Adding Azure specific properties to access the Azure storage system from Databricks - Cloud - 8.0

Spark Streaming

Version
Cloud
8.0
Language
English
Product
Talend Big Data
Talend Big Data Platform
Talend Data Fabric
Talend Real-Time Big Data Platform
Module
Talend Studio
Content
Design and Development > Designing Jobs > Job Frameworks > Spark Streaming
Last publication date
2024-02-20

Add the Azure specific properties to the Spark configuration of your Databricks cluster so that your cluster can access Azure Storage.

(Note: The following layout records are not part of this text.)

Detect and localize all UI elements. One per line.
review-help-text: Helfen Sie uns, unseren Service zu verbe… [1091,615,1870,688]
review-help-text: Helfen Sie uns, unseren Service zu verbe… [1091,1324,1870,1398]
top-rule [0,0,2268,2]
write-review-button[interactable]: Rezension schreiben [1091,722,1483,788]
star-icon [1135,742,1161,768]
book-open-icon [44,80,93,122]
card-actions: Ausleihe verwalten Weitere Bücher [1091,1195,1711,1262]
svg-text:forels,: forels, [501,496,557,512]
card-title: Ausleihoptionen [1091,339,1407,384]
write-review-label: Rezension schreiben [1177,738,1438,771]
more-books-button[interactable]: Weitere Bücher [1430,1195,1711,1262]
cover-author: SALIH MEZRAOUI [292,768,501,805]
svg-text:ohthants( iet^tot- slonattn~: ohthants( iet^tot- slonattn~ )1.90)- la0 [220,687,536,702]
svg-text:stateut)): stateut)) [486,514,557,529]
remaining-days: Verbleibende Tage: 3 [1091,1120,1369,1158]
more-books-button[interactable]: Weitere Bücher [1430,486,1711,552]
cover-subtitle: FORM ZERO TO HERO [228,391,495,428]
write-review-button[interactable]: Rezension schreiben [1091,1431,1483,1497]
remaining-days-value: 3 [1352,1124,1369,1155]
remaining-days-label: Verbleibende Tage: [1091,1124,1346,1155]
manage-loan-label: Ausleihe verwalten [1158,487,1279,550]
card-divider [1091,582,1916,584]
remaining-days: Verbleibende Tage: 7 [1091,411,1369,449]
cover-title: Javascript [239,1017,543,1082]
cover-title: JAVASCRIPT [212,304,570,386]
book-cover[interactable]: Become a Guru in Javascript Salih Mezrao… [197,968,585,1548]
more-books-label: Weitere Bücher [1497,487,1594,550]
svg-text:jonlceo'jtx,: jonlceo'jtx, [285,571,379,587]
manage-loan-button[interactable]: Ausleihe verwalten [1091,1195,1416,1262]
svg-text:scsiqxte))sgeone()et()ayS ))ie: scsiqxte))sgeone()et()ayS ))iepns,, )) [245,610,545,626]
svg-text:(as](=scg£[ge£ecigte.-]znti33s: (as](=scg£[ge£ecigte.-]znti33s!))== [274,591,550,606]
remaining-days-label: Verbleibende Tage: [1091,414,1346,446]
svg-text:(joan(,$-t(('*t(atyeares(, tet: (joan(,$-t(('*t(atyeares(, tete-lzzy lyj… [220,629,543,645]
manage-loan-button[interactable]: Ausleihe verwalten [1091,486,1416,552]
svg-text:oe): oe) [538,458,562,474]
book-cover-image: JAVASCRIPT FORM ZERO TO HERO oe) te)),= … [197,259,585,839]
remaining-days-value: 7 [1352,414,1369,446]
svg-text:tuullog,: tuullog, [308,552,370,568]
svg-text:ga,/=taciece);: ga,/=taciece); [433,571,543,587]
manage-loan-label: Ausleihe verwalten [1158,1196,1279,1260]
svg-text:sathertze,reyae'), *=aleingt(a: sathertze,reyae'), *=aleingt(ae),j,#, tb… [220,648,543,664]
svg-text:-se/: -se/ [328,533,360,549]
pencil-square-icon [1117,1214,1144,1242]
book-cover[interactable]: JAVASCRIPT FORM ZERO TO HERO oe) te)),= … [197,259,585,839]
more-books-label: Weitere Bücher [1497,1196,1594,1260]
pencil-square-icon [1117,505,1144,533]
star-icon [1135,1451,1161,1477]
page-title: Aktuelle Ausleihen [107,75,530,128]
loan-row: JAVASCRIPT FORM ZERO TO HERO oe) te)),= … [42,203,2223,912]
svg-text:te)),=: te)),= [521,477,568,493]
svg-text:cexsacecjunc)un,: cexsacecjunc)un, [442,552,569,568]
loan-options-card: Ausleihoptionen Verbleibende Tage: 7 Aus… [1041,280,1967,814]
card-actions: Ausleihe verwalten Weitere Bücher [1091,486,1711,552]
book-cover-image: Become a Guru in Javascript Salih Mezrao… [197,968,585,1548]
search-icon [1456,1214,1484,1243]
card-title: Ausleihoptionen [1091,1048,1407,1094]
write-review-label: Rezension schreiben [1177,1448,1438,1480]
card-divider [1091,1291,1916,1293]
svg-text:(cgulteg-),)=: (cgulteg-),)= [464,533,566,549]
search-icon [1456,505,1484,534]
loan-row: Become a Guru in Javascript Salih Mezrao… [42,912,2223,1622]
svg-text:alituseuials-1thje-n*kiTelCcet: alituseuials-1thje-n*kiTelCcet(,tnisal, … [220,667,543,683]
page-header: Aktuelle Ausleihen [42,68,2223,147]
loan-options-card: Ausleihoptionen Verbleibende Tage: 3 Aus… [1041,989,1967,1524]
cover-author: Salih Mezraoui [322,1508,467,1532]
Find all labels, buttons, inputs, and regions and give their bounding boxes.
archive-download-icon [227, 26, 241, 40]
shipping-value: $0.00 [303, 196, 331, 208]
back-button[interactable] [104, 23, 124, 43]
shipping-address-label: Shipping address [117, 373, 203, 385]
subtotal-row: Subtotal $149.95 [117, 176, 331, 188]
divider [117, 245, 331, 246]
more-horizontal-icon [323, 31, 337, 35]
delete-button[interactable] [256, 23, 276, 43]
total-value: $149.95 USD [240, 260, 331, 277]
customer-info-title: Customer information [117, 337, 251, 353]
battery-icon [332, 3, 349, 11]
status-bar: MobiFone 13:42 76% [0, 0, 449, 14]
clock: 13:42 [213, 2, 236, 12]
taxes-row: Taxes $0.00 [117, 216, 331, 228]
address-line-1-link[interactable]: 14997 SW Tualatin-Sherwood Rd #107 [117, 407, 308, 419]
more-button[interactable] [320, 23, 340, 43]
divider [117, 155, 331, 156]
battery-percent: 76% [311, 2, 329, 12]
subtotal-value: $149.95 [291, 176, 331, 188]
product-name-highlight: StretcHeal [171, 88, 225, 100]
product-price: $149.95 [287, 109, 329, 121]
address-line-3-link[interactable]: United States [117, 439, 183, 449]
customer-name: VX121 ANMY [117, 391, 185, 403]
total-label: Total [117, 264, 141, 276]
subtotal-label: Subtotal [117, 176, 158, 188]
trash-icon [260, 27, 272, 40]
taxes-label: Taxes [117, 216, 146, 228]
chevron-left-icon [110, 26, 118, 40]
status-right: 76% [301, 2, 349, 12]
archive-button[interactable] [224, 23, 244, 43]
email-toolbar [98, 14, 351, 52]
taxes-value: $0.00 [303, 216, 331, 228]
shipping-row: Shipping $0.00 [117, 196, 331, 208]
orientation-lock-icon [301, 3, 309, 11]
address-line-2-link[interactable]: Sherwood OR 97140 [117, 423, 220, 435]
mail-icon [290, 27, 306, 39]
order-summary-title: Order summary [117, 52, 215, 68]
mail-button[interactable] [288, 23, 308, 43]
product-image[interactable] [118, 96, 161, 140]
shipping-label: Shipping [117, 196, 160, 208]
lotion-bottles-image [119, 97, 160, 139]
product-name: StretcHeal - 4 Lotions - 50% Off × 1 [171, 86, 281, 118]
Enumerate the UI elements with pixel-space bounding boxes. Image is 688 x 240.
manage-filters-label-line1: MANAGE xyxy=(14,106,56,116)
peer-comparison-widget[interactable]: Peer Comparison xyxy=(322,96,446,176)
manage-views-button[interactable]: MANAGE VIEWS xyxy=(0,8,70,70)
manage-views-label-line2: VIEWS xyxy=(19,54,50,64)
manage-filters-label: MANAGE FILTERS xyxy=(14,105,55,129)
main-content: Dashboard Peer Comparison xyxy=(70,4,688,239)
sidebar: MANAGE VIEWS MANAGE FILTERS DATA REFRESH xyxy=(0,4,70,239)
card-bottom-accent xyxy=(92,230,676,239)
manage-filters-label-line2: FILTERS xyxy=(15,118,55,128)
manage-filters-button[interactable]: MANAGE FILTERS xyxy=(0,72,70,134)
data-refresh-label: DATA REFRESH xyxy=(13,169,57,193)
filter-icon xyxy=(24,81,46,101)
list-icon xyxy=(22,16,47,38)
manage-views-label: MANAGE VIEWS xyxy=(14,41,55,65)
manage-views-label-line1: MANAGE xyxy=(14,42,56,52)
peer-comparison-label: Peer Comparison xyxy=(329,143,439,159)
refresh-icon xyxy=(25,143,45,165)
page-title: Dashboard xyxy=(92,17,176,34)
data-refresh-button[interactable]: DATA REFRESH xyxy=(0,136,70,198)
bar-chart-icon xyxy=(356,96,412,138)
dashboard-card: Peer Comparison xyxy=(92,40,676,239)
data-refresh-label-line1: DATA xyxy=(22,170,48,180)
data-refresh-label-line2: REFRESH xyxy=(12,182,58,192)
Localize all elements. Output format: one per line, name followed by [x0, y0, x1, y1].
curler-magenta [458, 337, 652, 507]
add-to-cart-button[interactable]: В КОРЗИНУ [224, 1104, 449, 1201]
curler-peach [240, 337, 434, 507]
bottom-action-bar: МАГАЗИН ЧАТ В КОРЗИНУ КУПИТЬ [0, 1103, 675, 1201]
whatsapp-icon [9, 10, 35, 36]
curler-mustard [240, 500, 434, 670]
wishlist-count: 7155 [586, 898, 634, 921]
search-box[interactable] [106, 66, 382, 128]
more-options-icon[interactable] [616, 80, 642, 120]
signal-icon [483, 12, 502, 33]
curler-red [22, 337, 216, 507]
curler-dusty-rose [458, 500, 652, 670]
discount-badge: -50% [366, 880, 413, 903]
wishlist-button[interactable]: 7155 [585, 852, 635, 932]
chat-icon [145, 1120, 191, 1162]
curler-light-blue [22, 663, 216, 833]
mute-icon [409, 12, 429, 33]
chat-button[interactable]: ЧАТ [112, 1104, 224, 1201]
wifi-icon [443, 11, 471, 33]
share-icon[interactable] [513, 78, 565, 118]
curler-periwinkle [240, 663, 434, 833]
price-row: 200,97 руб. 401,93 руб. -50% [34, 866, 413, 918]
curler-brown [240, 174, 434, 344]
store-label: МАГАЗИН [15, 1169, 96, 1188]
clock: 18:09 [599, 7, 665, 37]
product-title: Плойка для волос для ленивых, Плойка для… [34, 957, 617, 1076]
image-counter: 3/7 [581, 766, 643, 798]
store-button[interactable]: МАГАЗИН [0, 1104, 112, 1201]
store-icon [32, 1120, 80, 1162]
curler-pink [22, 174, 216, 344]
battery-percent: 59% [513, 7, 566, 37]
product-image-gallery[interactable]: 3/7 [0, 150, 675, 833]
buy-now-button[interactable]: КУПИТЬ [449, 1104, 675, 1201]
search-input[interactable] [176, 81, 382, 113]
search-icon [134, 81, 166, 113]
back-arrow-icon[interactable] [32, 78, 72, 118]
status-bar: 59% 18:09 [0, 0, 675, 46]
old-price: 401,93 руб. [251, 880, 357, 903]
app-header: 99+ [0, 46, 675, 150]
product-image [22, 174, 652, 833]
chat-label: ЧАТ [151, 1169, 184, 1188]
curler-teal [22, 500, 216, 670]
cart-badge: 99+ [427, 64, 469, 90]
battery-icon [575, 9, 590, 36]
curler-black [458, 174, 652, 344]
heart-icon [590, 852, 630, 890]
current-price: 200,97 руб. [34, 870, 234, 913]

You need to do this only when you want your Talend Jobs for Apache Spark to use Azure Blob Storage or Azure Data Lake Storage with Databricks.

Before you begin

  • Ensure that your Spark cluster in Databricks has been properly created and is running and its version is supported by Talend Studio. If you use Azure Data Lake Storage Gen 2, only Databricks 5.4 is supported.

    For further information, see Create Databricks workspace from Azure documentation.

  • You have an Azure account.
  • The Azure Blob Storage or Azure Data Lake Storage service to be used has been properly created and you have the appropriate permissions to access it. For further information about Azure Storage, see Azure Storage tutorials from Azure documentation.
  • When you are using a Machine Learning component or tMatchPredict, you have set the Databricks Runtime Version setting to X.X LTS ML.

Procedure

  1. On the Configuration tab of your Databricks cluster page, scroll down to the Spark tab at the bottom of the page.

    Example

  2. Click Edit to make the fields on this page editable.
  3. In this Spark tab, enter the Spark properties regarding the credentials to be used to access your Azure Storage system.
    Option Description
    Azure Blob Storage

    When you need to use Azure Blob Storage with Azure Databricks, add the following Spark property:

    • The parameter to provide account key:

      spark.hadoop.fs.azure.account.key.<storage_account>.blob.core.windows.net <key>

      Ensure that the account to be used has the appropriate read/write rights and permissions.

    • If you need to append data to an existing file, add this parameter:

      spark.hadoop.fs.azure.enable.append.support true
    Azure Data Lake Storage (Gen 1) When you need to use Azure Data Lake Storage Gen1 with Databricks, add the following Spark properties, each per line:
    spark.hadoop.dfs.adls.oauth2.access.token.provider.type ClientCredential
    spark.hadoop.dfs.adls.oauth2.client.id <your_app_id>
    spark.hadoop.dfs.adls.oauth2.credential <your_authentication_key>
    spark.hadoop.dfs.adls.oauth2.refresh.url https://login.microsoftonline.com/<your_app_TENANT-ID>/oauth2/token
    Azure Data Lake Storage (Gen 2)

    When you need to use Azure Data Lake Storage Gen2 with Databricks, add the following Spark properties, each per line:

    • The parameter to provide an account key:

      spark.hadoop.fs.azure.account.key.<storage_account>.dfs.core.windows.net <key>

      This key is associated with the storage account to be used. You can find it in the Access keys blade of this storage account. Two keys are available for each account and by default, either of them can be used for this access.

      Ensure that the account to be used has the appropriate read/write rights and permissions.

    • If the ADLS file system to be used does not exist yet, add the following parameter:

      spark.hadoop.fs.azure.createRemoteFileSystemDuringInitialization true
    For further information about how to find your application ID and authentication key, see Get application ID and authentication key from the Azure documentation. In the same documentation, you can also find details about how to find your tenant ID at Get tenant ID.
  4. If you need to run Spark Streaming Jobs with Databricks, in the same Spark tab, add the following property to define a default Spark serializer. If you do not plan to run Spark Streaming Jobs, you can ignore this step.
    spark.serializer org.apache.spark.serializer.KryoSerializer
  5. Restart your Spark cluster.
  6. In the Spark UI tab of your Databricks cluster page, click Environment to display the list of properties and verify that each of the properties you added in the previous steps is present on that list.